Lucy tinha me pedido para dar algumas aulas para crianças iniciantes no ballet, pois a professora delas estava de licença por alguns dias. Eu ganhava uma grana pelo serviço e me divertia ensinando crianças fofas e ainda praticava um pouco de ballet no meio do processo, o que para mim era realmente maravilhoso.
O desejo de seguir a carreira artística ainda pulsava vivo dentro de mim, mas eu não tinha mais forças para correr atrás desse sonho, então quando eu não estava lecionando ou cuidando de meu pai e agindo como cupido de Cass, eu ficava pensando. E, quando eu não estava pensando demais, eu estava na internet procurando notícias sobre ballet, teatro, Broadway ou sobre a banda de Arthur. Engraçado como essas palavrinhas eram a chave para a minha insônia, mas eu realmente não conseguia me controlar.
Eu não falava com o Arthur há muito tempo, e eu quase não o via nas redes sociais. Os meus haters se calaram com o tempo, e a internet se tornou um local um pouco mais amistoso novamente.
Agora que os haters não me importunavam mais como no começo — a repercussão do que ocorrera naquela semifinal me assombrara por muito tempo — eu parei de ficar procurando meu nome no Google e nas redes sociais para procurar outras coisas, o que era preocupante, já que eu não conseguia dormir durante esse processo.
Eu e os meus amigos do CBA temos nos falado quase sempre. Eles voltaram para suas cidades de origem, mas já tinham alguns projetos em mente. Barbara foi para Londres um pouco depois de retornar à sua cidade natal, pois ela tinha conseguido uma audição para entrar na Academia de Dança de Londres e estava se preparando para conseguir um contrato com eles.
Eu ajeitava as minhas sapatilhas de ballet no estúdio de Lucy quando Cass chegou esbaforida no estúdio de dança. As crianças já tinham ido embora, mas eu ainda estava ali, perdida em meus pensamentos.
— Até que enfim eu te achei! — Ela entrou no estúdio afobada e ofegante — Tem uma moça refinada na sua casa procurando por você!
— Moça? Que moça? — Me levantei do chão com as sapatilhas em mãos, com medo de quem poderia ser aquela mulher. Eu já tinha falado com a polícia sobre Deborah, então quem será que estava me procurando?

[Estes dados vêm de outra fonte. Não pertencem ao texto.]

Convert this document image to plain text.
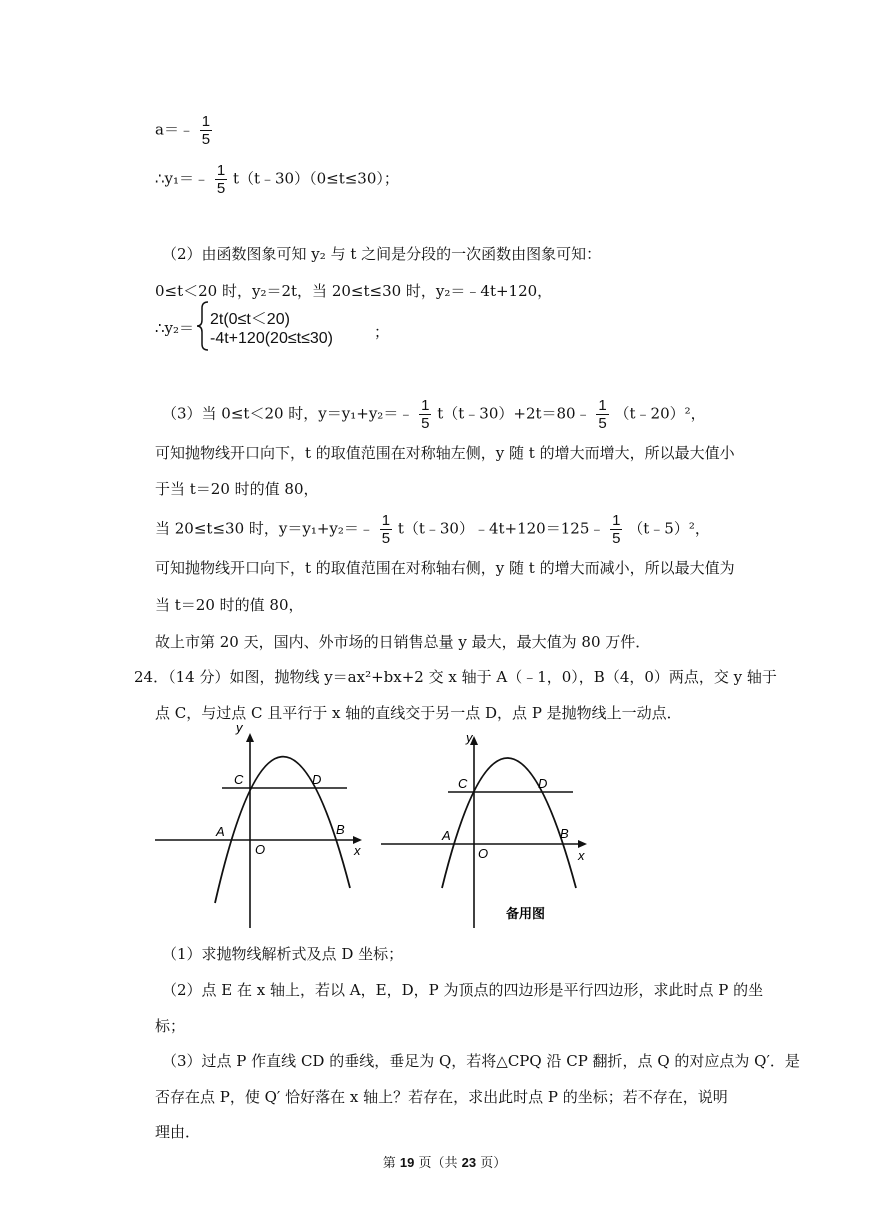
a＝﹣ $\frac{1}{5}$
∴y₁＝﹣ $\frac{1}{5}$ t（t﹣30）（0≤t≤30）；
（2）由函数图象可知 y₂ 与 t 之间是分段的一次函数由图象可知：
0≤t＜20 时，y₂＝2t，当 20≤t≤30 时，y₂＝﹣4t+120，
∴y₂＝ 2t(0≤t＜20)
-4t+120(20≤t≤30)	；
（3）当 0≤t＜20 时，y＝y₁+y₂＝﹣ $\frac{1}{5}$ t（t﹣30）+2t＝80﹣ $\frac{1}{5}$ （t﹣20）²，
可知抛物线开口向下，t 的取值范围在对称轴左侧，y 随 t 的增大而增大，所以最大值小
于当 t＝20 时的值 80，
当 20≤t≤30 时，y＝y₁+y₂＝﹣ $\frac{1}{5}$ t（t﹣30）﹣4t+120＝125﹣ $\frac{1}{5}$ （t﹣5）²，
可知抛物线开口向下，t 的取值范围在对称轴右侧，y 随 t 的增大而减小，所以最大值为
当 t＝20 时的值 80，
故上市第 20 天，国内、外市场的日销售总量 y 最大，最大值为 80 万件．
24．（14 分）如图，抛物线 y＝ax²+bx+2 交 x 轴于 A（﹣1，0），B（4，0）两点，交 y 轴于
点 C，与过点 C 且平行于 x 轴的直线交于另一点 D，点 P 是抛物线上一动点．
y
x
A	B
C	D
O
y
x
A	B
C	D
O
备用图
（1）求抛物线解析式及点 D 坐标；
（2）点 E 在 x 轴上，若以 A，E，D，P 为顶点的四边形是平行四边形，求此时点 P 的坐
标；
（3）过点 P 作直线 CD 的垂线，垂足为 Q，若将△CPQ 沿 CP 翻折，点 Q 的对应点为 Q′．是
否存在点 P，使 Q′ 恰好落在 x 轴上？若存在，求出此时点 P 的坐标；若不存在，说明
理由．
第 19 页（共 23 页）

— Vem logo! Estou sentindo cheiro de notícia boa no ar! — Ela saltitou e me puxou pelo braço até estarmos do lado de fora. A brisa da tarde refrescou meu corpo, e eu fui relaxando aos poucos.
Quando chegamos em minha casa, papai oferecia biscoitos amanteigados para a visita. Meu queixo caiu quando eu vi quem estava na minha casa.
— Jessica Parker! — exclamei, observando a mulher alta de cabelos crespos se levantar e apertar a minha mão. Ela era uma das artistas mais consagradas da Broadway — agora uma das diretoras executivas do lugar. Basicamente, Jessica era uma das que decidiam quem entrava na Broadway e quem saía, assim como ajudava na criação das peças e musicais. Apesar de morar nos Estados Unidos, ela tinha nacionalidade brasileira, e falava o português de forma impecável.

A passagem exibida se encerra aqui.